What does this practice involve? The goal of practice is the full acknowledgement of the radical and structural difference between consciousness and its contents, which discloses natural spontaneity. This difference is mystified and ignored through all those attitudes that presuppose the opposite, namely, appropriation, ownership, and control of a subject over their own experience. Most of these attitudes build upon each other and create complex structures, made of feelings, emotions, perceptions, memories.


A first stage of practice consists in peeling out these structures, by weakening any concerns for particular objects and undermine the habitual forms of reactivity to them aimed at manipulating and steering the external conditions. This first stage results in an increased sensitivity and interest for understanding the structure of experience itself, rather than any specific content of experience.
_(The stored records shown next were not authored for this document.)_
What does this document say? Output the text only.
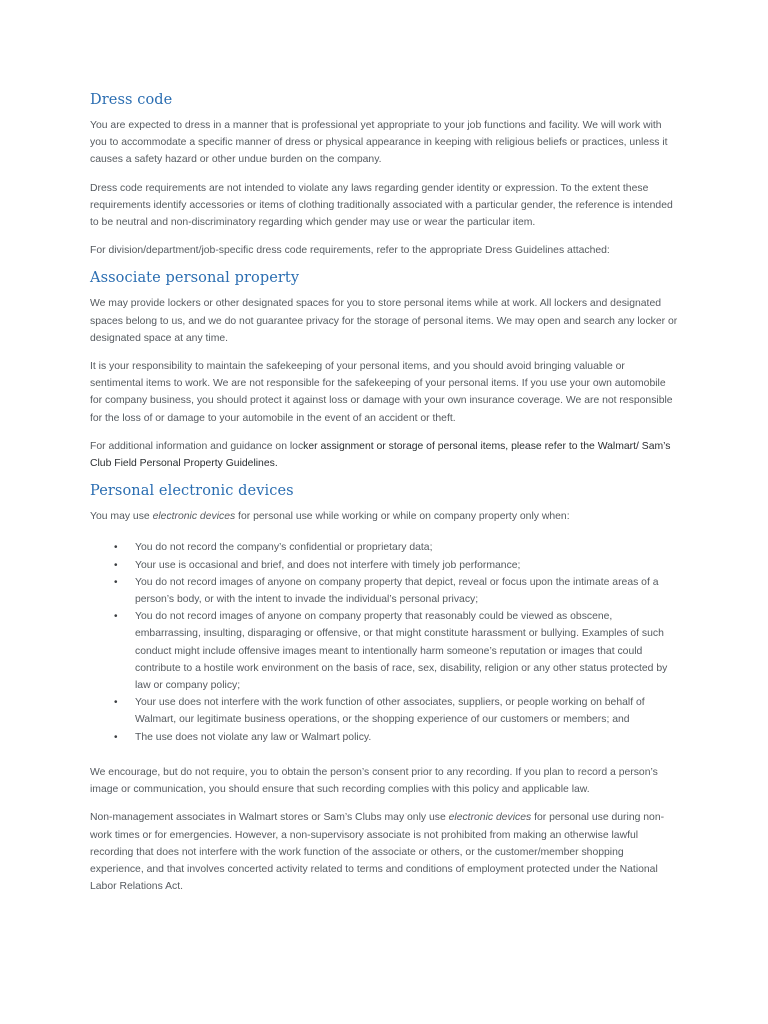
Dress code

You are expected to dress in a manner that is professional yet appropriate to your job functions and facility. We will work with you to accommodate a specific manner of dress or physical appearance in keeping with religious beliefs or practices, unless it causes a safety hazard or other undue burden on the company.

Dress code requirements are not intended to violate any laws regarding gender identity or expression. To the extent these requirements identify accessories or items of clothing traditionally associated with a particular gender, the reference is intended to be neutral and non-discriminatory regarding which gender may use or wear the particular item.

For division/department/job-specific dress code requirements, refer to the appropriate Dress Guidelines attached:

Associate personal property

We may provide lockers or other designated spaces for you to store personal items while at work. All lockers and designated spaces belong to us, and we do not guarantee privacy for the storage of personal items. We may open and search any locker or designated space at any time.

It is your responsibility to maintain the safekeeping of your personal items, and you should avoid bringing valuable or sentimental items to work. We are not responsible for the safekeeping of your personal items. If you use your own automobile for company business, you should protect it against loss or damage with your own insurance coverage. We are not responsible for the loss of or damage to your automobile in the event of an accident or theft.

For additional information and guidance on locker assignment or storage of personal items, please refer to the Walmart/ Sam’s Club Field Personal Property Guidelines.

Personal electronic devices

You may use electronic devices for personal use while working or while on company property only when:

• You do not record the company’s confidential or proprietary data;
• Your use is occasional and brief, and does not interfere with timely job performance;
• You do not record images of anyone on company property that depict, reveal or focus upon the intimate areas of a person’s body, or with the intent to invade the individual’s personal privacy;
• You do not record images of anyone on company property that reasonably could be viewed as obscene, embarrassing, insulting, disparaging or offensive, or that might constitute harassment or bullying. Examples of such conduct might include offensive images meant to intentionally harm someone’s reputation or images that could contribute to a hostile work environment on the basis of race, sex, disability, religion or any other status protected by law or company policy;
• Your use does not interfere with the work function of other associates, suppliers, or people working on behalf of Walmart, our legitimate business operations, or the shopping experience of our customers or members; and
• The use does not violate any law or Walmart policy.

We encourage, but do not require, you to obtain the person’s consent prior to any recording. If you plan to record a person’s image or communication, you should ensure that such recording complies with this policy and applicable law.

Non-management associates in Walmart stores or Sam’s Clubs may only use electronic devices for personal use during non-work times or for emergencies. However, a non-supervisory associate is not prohibited from making an otherwise lawful recording that does not interfere with the work function of the associate or others, or the customer/member shopping experience, and that involves concerted activity related to terms and conditions of employment protected under the National Labor Relations Act.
The second stage proceeds in this investigation by undermining the basic forms of identification between consciousness and contents. The grosser form of identification is the identification with a physical body, hence the first step consists in dissolving this identification between conscious experience and the body, realizing that the body itself is just a content of consciousness. A subtler form of identification concerns the domain of feelings and intentions, or all those movements in which one performs the role of an agent or doer. A second step thus investigates this domain by uncovering the fact that is possible to dispense entirely with this role and that one can experience without having to control experience itself. An even subtler form of identification concerns the understanding itself. Intelligence allows one to interpret experience, to observe it, to know it. Hence, one ordinarily identifies as the ‘observer’ of experience or with one’s own understanding or intelligence. A third step consists in refining this experience of the understanding to the point that it can appear in its emptiest and purest form, as just pure understanding that there is experience. Then one can acknowledge that even this understanding is still a subtle action, an unfolding, hence a content that is acknowledged and experienced within something broader, namely, consciousness itself. Having relinquished even identification with the observer, anything in the whole field of experience becomes opaque to consciousness, in the sense that it becomes like a mirror, which reflects what consciousness is not: not a body, not a doer, not an intelligence. In this mirror, consciousness can recognize itself by recognizing what it is not, while at the same time, all contents are also acknowledged for what they are, via the acknowledgment of what they are not. Here, ignorance ceases, spontaneity occurs.